Our mission is to transform the vision of AGI into reality, and our team is driven by a sense of urgency and commitment to excellence. We view our customers' success as our own and take immense pride in the robust systems we create and the trust we cultivate. If you are fueled by purpose, dedicated to achieving excellence, and eager to work diligently to propel the future of intelligence, we invite you to be part of our journey in building what’s next.
Role Overview
We are seeking a Product Manager to take charge of our managed services portfolio, which includes SLURM and Kubernetes control planes. In this role, you will shape the product vision and roadmap, guiding enterprises in deploying, managing, and scaling workloads on Fluidstack's cutting-edge infrastructure—from initial cluster provisioning through lifecycle management, observability, and optimization. This position lies at the intersection of infrastructure, developer experience, and operational excellence, collaborating closely with engineering, datacenter operations, and customer-focused teams to develop control plane capabilities that can scale to over 100,000 GPU megaclusters.
Key Responsibilities
Lead the product roadmap for managed SLURM and Kubernetes services, encompassing control plane architecture, autoscaling, multi-tenancy, and cluster lifecycle management.

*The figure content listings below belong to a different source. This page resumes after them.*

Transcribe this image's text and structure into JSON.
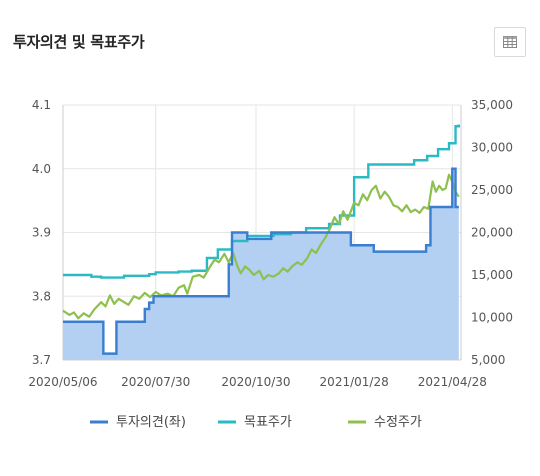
{
  "header": {
    "title": "투자의견 및 목표주가",
    "table_icon": "table-grid-icon"
  },
  "colors": {
    "opinion": "#3a7fcf",
    "opinion_fill": "#b3cff2",
    "target": "#2bbac4",
    "price": "#8dc04e",
    "grid": "#e6e6e6",
    "axis_text": "#555555"
  },
  "chart_data": {
    "type": "area",
    "title": "",
    "x_ticks": [
      "2020/05/06",
      "2020/07/30",
      "2020/10/30",
      "2021/01/28",
      "2021/04/28"
    ],
    "x_range": [
      "2020-05-06",
      "2021-05-06"
    ],
    "y_left": {
      "range": [
        3.7,
        4.1
      ],
      "ticks": [
        "3.7",
        "3.8",
        "3.9",
        "4.0",
        "4.1"
      ]
    },
    "y_right": {
      "range": [
        5000,
        35000
      ],
      "ticks": [
        "5,000",
        "10,000",
        "15,000",
        "20,000",
        "25,000",
        "30,000",
        "35,000"
      ]
    },
    "grid": true,
    "legend_position": "bottom",
    "series": [
      {
        "name": "투자의견(좌)",
        "type": "step-area",
        "axis": "left",
        "points": [
          [
            "2020-05-06",
            3.76
          ],
          [
            "2020-06-12",
            3.71
          ],
          [
            "2020-06-24",
            3.76
          ],
          [
            "2020-07-20",
            3.78
          ],
          [
            "2020-07-24",
            3.79
          ],
          [
            "2020-07-28",
            3.8
          ],
          [
            "2020-10-05",
            3.85
          ],
          [
            "2020-10-08",
            3.9
          ],
          [
            "2020-10-22",
            3.89
          ],
          [
            "2020-11-13",
            3.9
          ],
          [
            "2021-01-05",
            3.9
          ],
          [
            "2021-01-25",
            3.88
          ],
          [
            "2021-02-15",
            3.87
          ],
          [
            "2021-03-24",
            3.87
          ],
          [
            "2021-04-04",
            3.88
          ],
          [
            "2021-04-08",
            3.94
          ],
          [
            "2021-04-28",
            4.0
          ],
          [
            "2021-05-01",
            3.94
          ],
          [
            "2021-05-04",
            3.94
          ]
        ]
      },
      {
        "name": "목표주가",
        "type": "step-line",
        "axis": "right",
        "points": [
          [
            "2020-05-06",
            15000
          ],
          [
            "2020-06-01",
            14800
          ],
          [
            "2020-06-10",
            14700
          ],
          [
            "2020-07-01",
            14900
          ],
          [
            "2020-07-24",
            15100
          ],
          [
            "2020-07-30",
            15300
          ],
          [
            "2020-08-20",
            15400
          ],
          [
            "2020-09-01",
            15500
          ],
          [
            "2020-09-15",
            17000
          ],
          [
            "2020-09-25",
            18000
          ],
          [
            "2020-10-08",
            19000
          ],
          [
            "2020-10-22",
            19600
          ],
          [
            "2020-11-15",
            19800
          ],
          [
            "2020-12-01",
            20000
          ],
          [
            "2020-12-15",
            20500
          ],
          [
            "2021-01-05",
            21000
          ],
          [
            "2021-01-15",
            22000
          ],
          [
            "2021-01-28",
            26500
          ],
          [
            "2021-02-10",
            28000
          ],
          [
            "2021-03-24",
            28500
          ],
          [
            "2021-04-05",
            29000
          ],
          [
            "2021-04-15",
            29800
          ],
          [
            "2021-04-25",
            30500
          ],
          [
            "2021-05-01",
            32500
          ],
          [
            "2021-05-04",
            32700
          ]
        ]
      },
      {
        "name": "수정주가",
        "type": "line",
        "axis": "right",
        "points": [
          [
            "2020-05-06",
            10800
          ],
          [
            "2020-05-12",
            10300
          ],
          [
            "2020-05-16",
            10600
          ],
          [
            "2020-05-20",
            9900
          ],
          [
            "2020-05-25",
            10500
          ],
          [
            "2020-05-30",
            10100
          ],
          [
            "2020-06-04",
            11000
          ],
          [
            "2020-06-10",
            11800
          ],
          [
            "2020-06-14",
            11300
          ],
          [
            "2020-06-18",
            12600
          ],
          [
            "2020-06-22",
            11600
          ],
          [
            "2020-06-26",
            12200
          ],
          [
            "2020-07-01",
            11800
          ],
          [
            "2020-07-05",
            11500
          ],
          [
            "2020-07-10",
            12500
          ],
          [
            "2020-07-15",
            12200
          ],
          [
            "2020-07-20",
            12900
          ],
          [
            "2020-07-25",
            12400
          ],
          [
            "2020-07-30",
            13000
          ],
          [
            "2020-08-04",
            12600
          ],
          [
            "2020-08-10",
            12800
          ],
          [
            "2020-08-15",
            12500
          ],
          [
            "2020-08-20",
            13500
          ],
          [
            "2020-08-25",
            13800
          ],
          [
            "2020-08-28",
            12800
          ],
          [
            "2020-09-02",
            14800
          ],
          [
            "2020-09-08",
            15000
          ],
          [
            "2020-09-12",
            14700
          ],
          [
            "2020-09-18",
            16000
          ],
          [
            "2020-09-22",
            16800
          ],
          [
            "2020-09-26",
            16500
          ],
          [
            "2020-10-01",
            17500
          ],
          [
            "2020-10-05",
            16500
          ],
          [
            "2020-10-09",
            17600
          ],
          [
            "2020-10-13",
            16000
          ],
          [
            "2020-10-16",
            15200
          ],
          [
            "2020-10-20",
            16000
          ],
          [
            "2020-10-24",
            15600
          ],
          [
            "2020-10-28",
            15000
          ],
          [
            "2020-11-02",
            15500
          ],
          [
            "2020-11-06",
            14500
          ],
          [
            "2020-11-10",
            15000
          ],
          [
            "2020-11-15",
            14800
          ],
          [
            "2020-11-20",
            15200
          ],
          [
            "2020-11-24",
            15800
          ],
          [
            "2020-11-28",
            15400
          ],
          [
            "2020-12-02",
            16000
          ],
          [
            "2020-12-07",
            16500
          ],
          [
            "2020-12-11",
            16200
          ],
          [
            "2020-12-16",
            17000
          ],
          [
            "2020-12-20",
            18000
          ],
          [
            "2020-12-24",
            17600
          ],
          [
            "2020-12-28",
            18500
          ],
          [
            "2021-01-02",
            19500
          ],
          [
            "2021-01-06",
            20500
          ],
          [
            "2021-01-10",
            21800
          ],
          [
            "2021-01-14",
            21000
          ],
          [
            "2021-01-18",
            22500
          ],
          [
            "2021-01-22",
            21500
          ],
          [
            "2021-01-28",
            23500
          ],
          [
            "2021-02-01",
            23200
          ],
          [
            "2021-02-05",
            24500
          ],
          [
            "2021-02-09",
            23800
          ],
          [
            "2021-02-13",
            25000
          ],
          [
            "2021-02-17",
            25500
          ],
          [
            "2021-02-21",
            24000
          ],
          [
            "2021-02-25",
            24800
          ],
          [
            "2021-03-01",
            24200
          ],
          [
            "2021-03-05",
            23200
          ],
          [
            "2021-03-09",
            23000
          ],
          [
            "2021-03-13",
            22500
          ],
          [
            "2021-03-17",
            23200
          ],
          [
            "2021-03-21",
            22400
          ],
          [
            "2021-03-25",
            22700
          ],
          [
            "2021-03-29",
            22300
          ],
          [
            "2021-04-02",
            23000
          ],
          [
            "2021-04-06",
            22800
          ],
          [
            "2021-04-10",
            26000
          ],
          [
            "2021-04-13",
            24800
          ],
          [
            "2021-04-16",
            25500
          ],
          [
            "2021-04-19",
            25000
          ],
          [
            "2021-04-22",
            25200
          ],
          [
            "2021-04-25",
            26800
          ],
          [
            "2021-04-28",
            26000
          ],
          [
            "2021-05-01",
            24800
          ],
          [
            "2021-05-04",
            24200
          ]
        ]
      }
    ]
  }
}
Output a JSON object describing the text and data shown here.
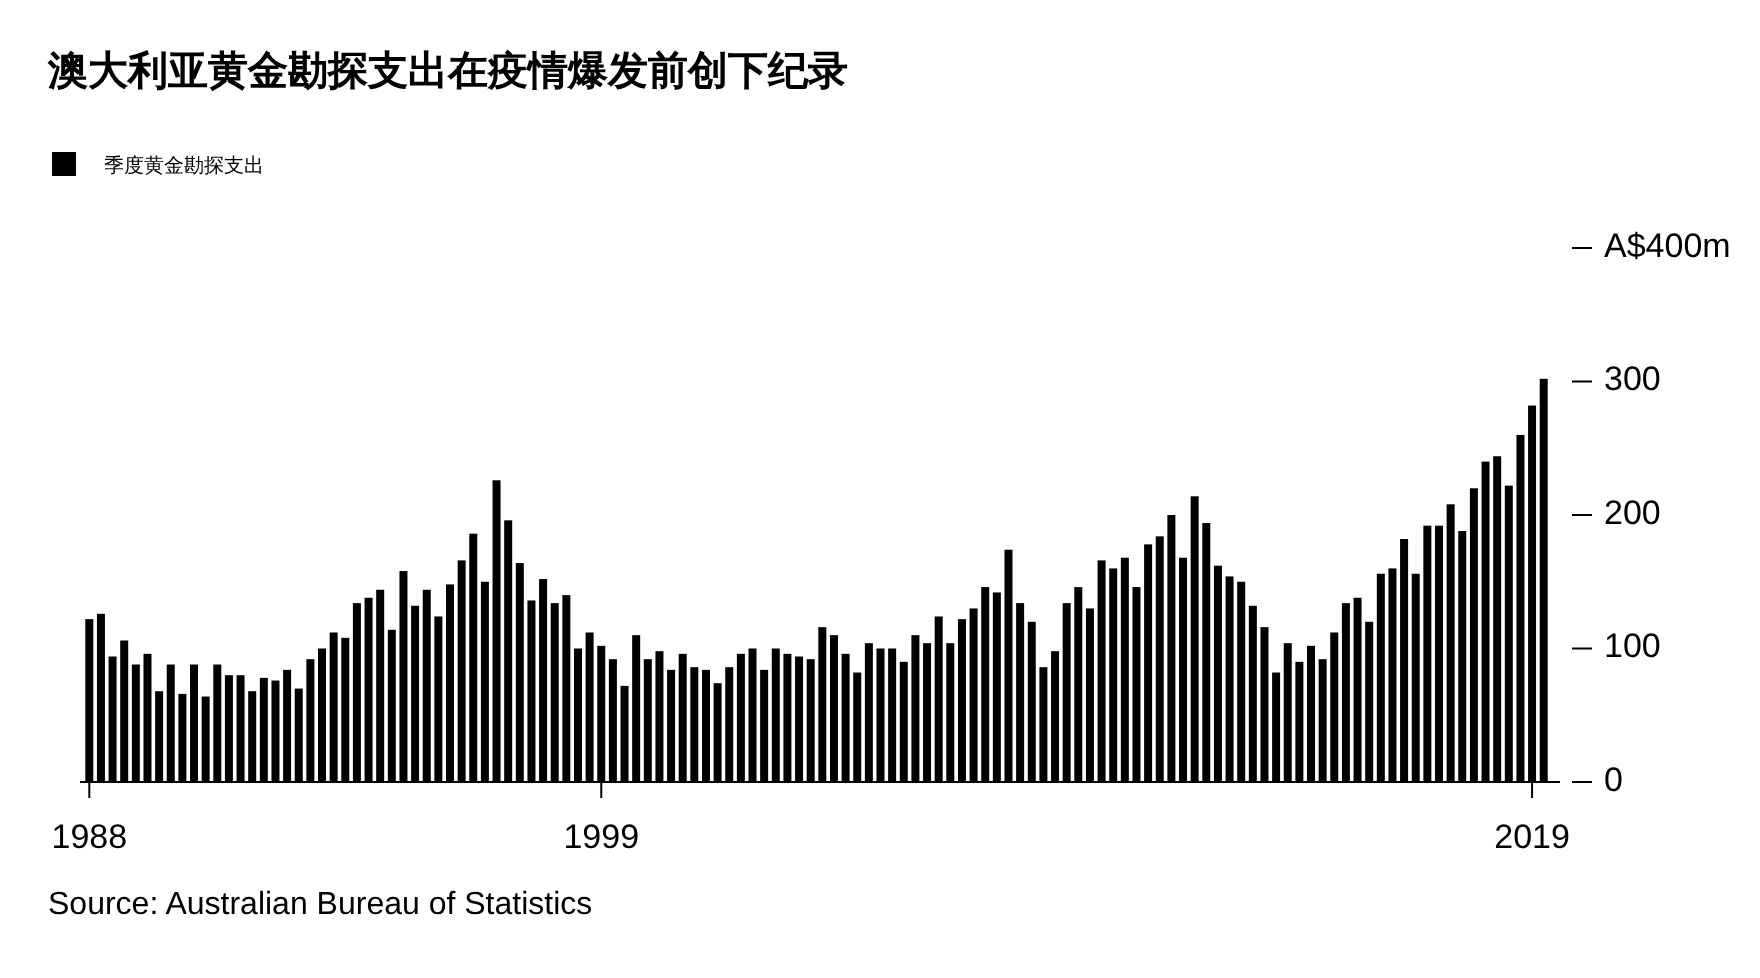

Establish requirements for control plane performance, reliability, and availability, including API rate limits, etcd scaling, provisioning tiers, and failure recovery strategies.
Collaborate with engineering to develop automated provisioning workflows, health monitoring systems, and node lifecycle controllers that minimize downtime and maximize GPU efficiency.
Work alongside datacenter and networking teams to ensure that control plane infrastructure scales effortlessly across geographical regions and supports hybrid deployment models.
Drive strategic decisions on whether to build or integrate with ecosystem tools (such as Rancher, OpenShift, Slurm accounting, workload orchestrators) based on customer needs and competitive landscape.
Define metrics and SLAs for control plane uptime, API performance, scheduler throughput, and pod/job launch latency.
Conduct customer discovery sessions to identify pain points related to cluster management, job queueing, resource allocation, and multi-cluster orchestration.